Pelatihan menulis bertajuk Menulis Semudah Kedipkan Mata yang diikuti oleh seluruh guru SD Berlian School ini terbagi menjadi empat ruangan Zoom Clouds Meetings.
Menurut Farikha S Pd—Wakil Kepala Sekolah Bidang Pengembangan Pendidikan yang membawahi literasi—setelah pelatihan ini seluruh guru akan menulis untuk mewujudkan penerbitan buku antologi sekolah sehat.
“Program penulisan buku analogi ini juga sebagai penguatan dan pembuktian sekolah sehat nasional, sekaligus sebagai sekolah literasi sesuai dengan tagline nya selama ini,” ujarnya.
Dia menegaskan, sebagai sekolah di bawah naungan persyarikatan Muhammadiyah, guru diharapkan dapat melahirkan suatu tulisan.
“Mudah-mudahan mampu memberikan motivasi dan inspirasi yang menjadi bagian kebaikan yang dicatat oleh Allah untuk kita semuanya,” ujarnya.
Mulailah Membuat Jejak Literasi
Di depan 44 orang guru, Ichwan Arif—Ketua Sinergi Jurnalistik dan Literasi Majelis Dikdasmen Pimpinan Cabang Muhammadiyah (PCM) GKB—menjelaskan, program pelatihan ini merupakan salah satu upaya melancarkan program sinergi Jurnalis dan Literasi untuk menggerakkan literasi guru.
“Setelah pelatihan ini besar harapan, nantinya benar-benar mewujudkan sekolah literasi, dimana tidak hanya siswa saja yang menghasilkan produk literasi, namun gurunya juga,” dia memotivasi.
Penulis buku Merawat Singa Kreatif ini mengatakan dalam pelatihan ini tidak akan mengajari teori dalam menulis yang baik namun lebih kepada memberikan motivasi. “Karena untuk menulis itu butuh motivasi dan passion dari internal diri kita masing-masing,” alasan dia.
Pria yang hobi membaca, menulis, dan melukis ini menyinggung tema pelatihan, ‘Menulis Semudah Mengedipkan Mata’. “Fakta dalam literasi sains kita berkedip sehari sebanyak rata-rata 28.800 kali, nah mestinya kita bisa menghasilkan beberapa karya juga ya dalam sehari?” ungkapnya sambil tertawa.
Dengan berbagi cerita perjalanan bagaimana sampai dia berhasil melahirkan dua buku, Ichwan Arif berharap besar dia dapat menularkan semangat kepada guru Berlian School untuk membuat jejak literasi.
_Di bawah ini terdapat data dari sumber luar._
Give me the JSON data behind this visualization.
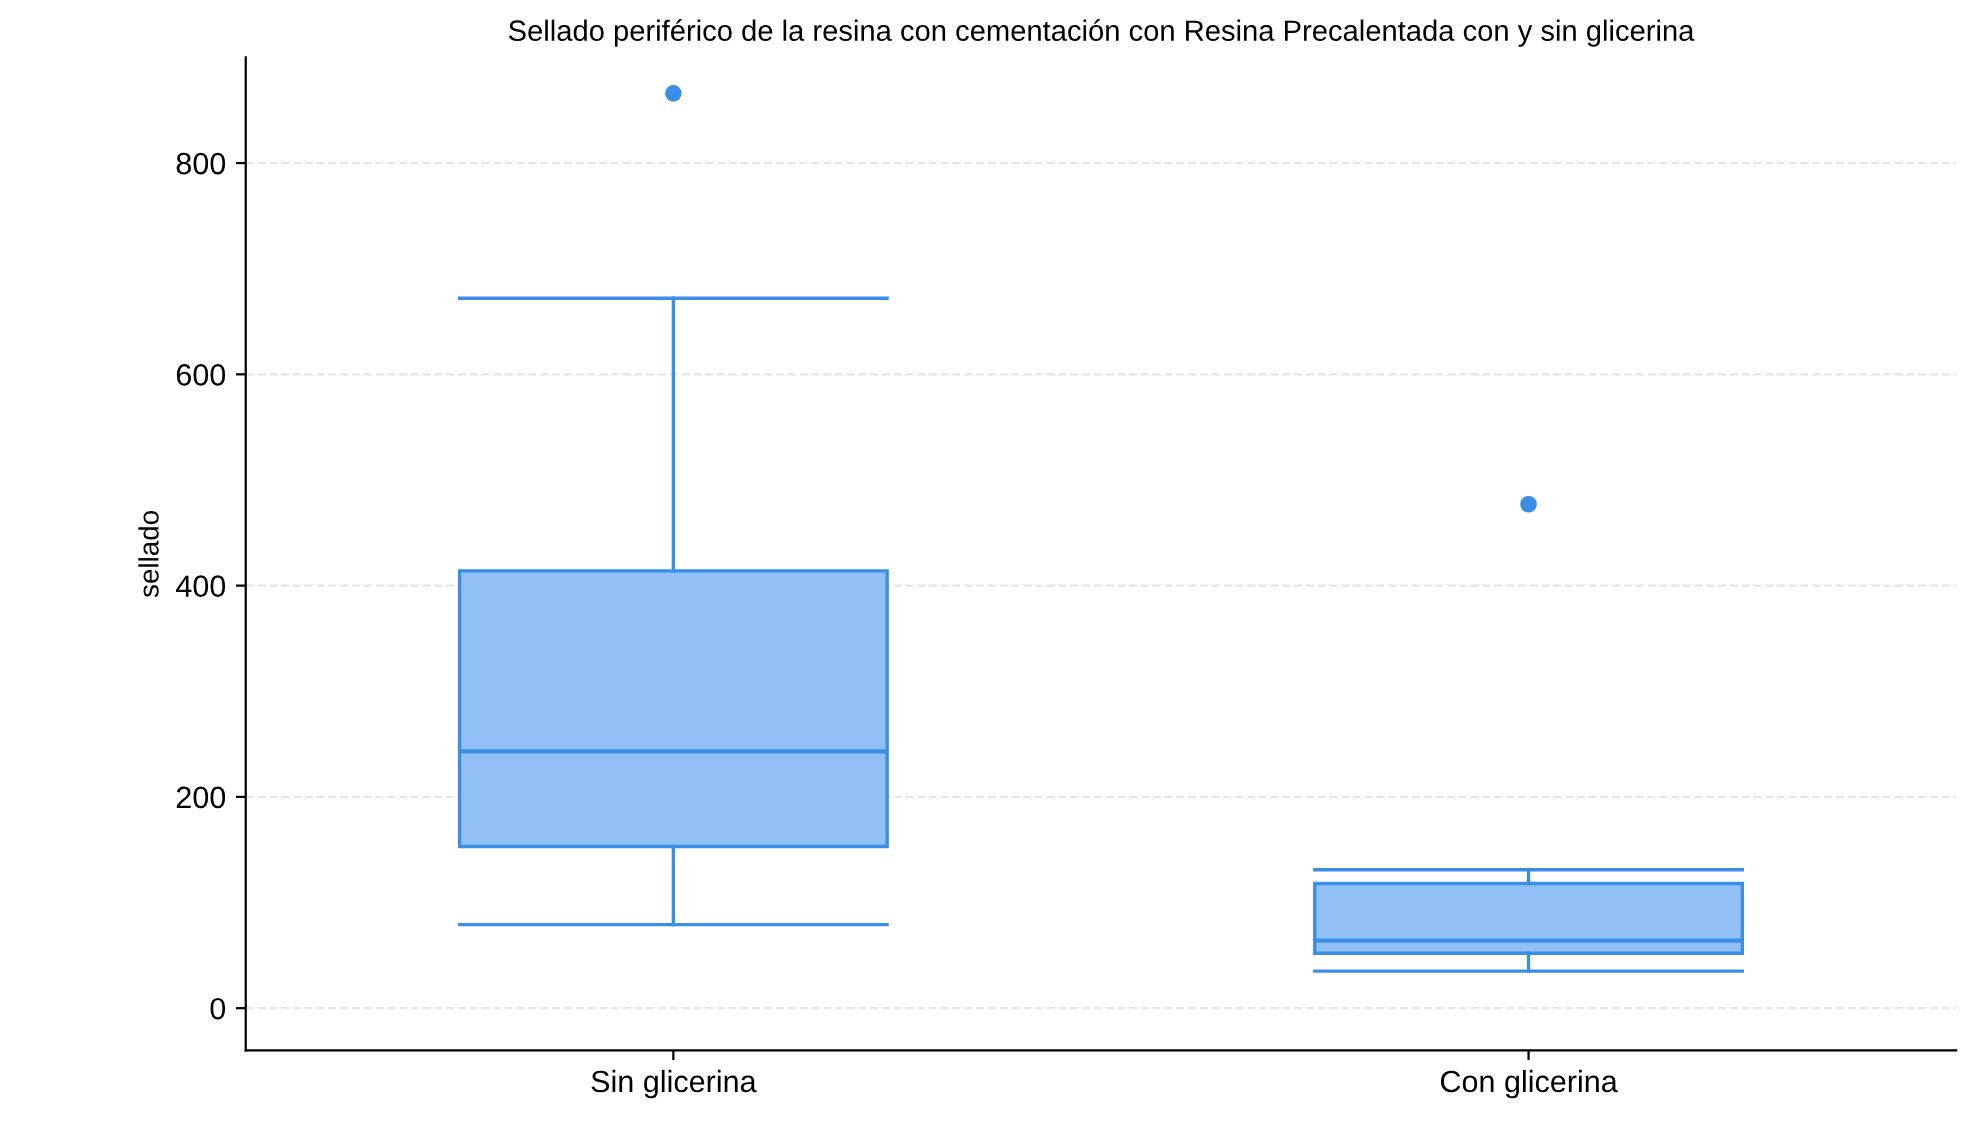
{
  "chart_data": {
    "type": "box",
    "title": "Sellado periférico de la resina con cementación con Resina Precalentada con y sin glicerina",
    "ylabel": "sellado",
    "categories": [
      "Sin glicerina",
      "Con glicerina"
    ],
    "boxes": [
      {
        "low": 79,
        "q1": 153,
        "median": 243,
        "q3": 414,
        "high": 672,
        "outliers": [
          866
        ]
      },
      {
        "low": 35,
        "q1": 52,
        "median": 64,
        "q3": 118,
        "high": 131,
        "outliers": [
          477
        ]
      }
    ],
    "color": "#90c0f5",
    "ylim": [
      -40,
      900
    ],
    "yticks": [
      0,
      200,
      400,
      600,
      800
    ],
    "grid": "y"
  }
}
Menurutnya untuk menulis memang harus dipaksa. “Menulis itu butuh proses, dan perlu dipaksa. Kalau tidak dipaksa maka karya tulisan tidak akan bisa bisa,” tuturnya.
Walaupun begitu, sambungnya, jejak literasi kita harus murni atau original dari pemikiran kita sendiri bukan karya orang lain.
“Jadi menulis itu bukan diartikan benar-benar semudah kedipkan mata, copy paste selesai tinggal edit nama, bukan seperti itu ya,” Imbuhnya.
Menulis Itu Perkara Action
Guru Bahasa Indonesia SMP Muhammadiyah 12 GKB (Spemdalas ) itu menyampaikan, dalam menulis itu yang pertama adalah harus ada aksi, yaitu memulai menulis. Menurutnya, jika tidak beraksi, maka tidak ada yang namanya karya.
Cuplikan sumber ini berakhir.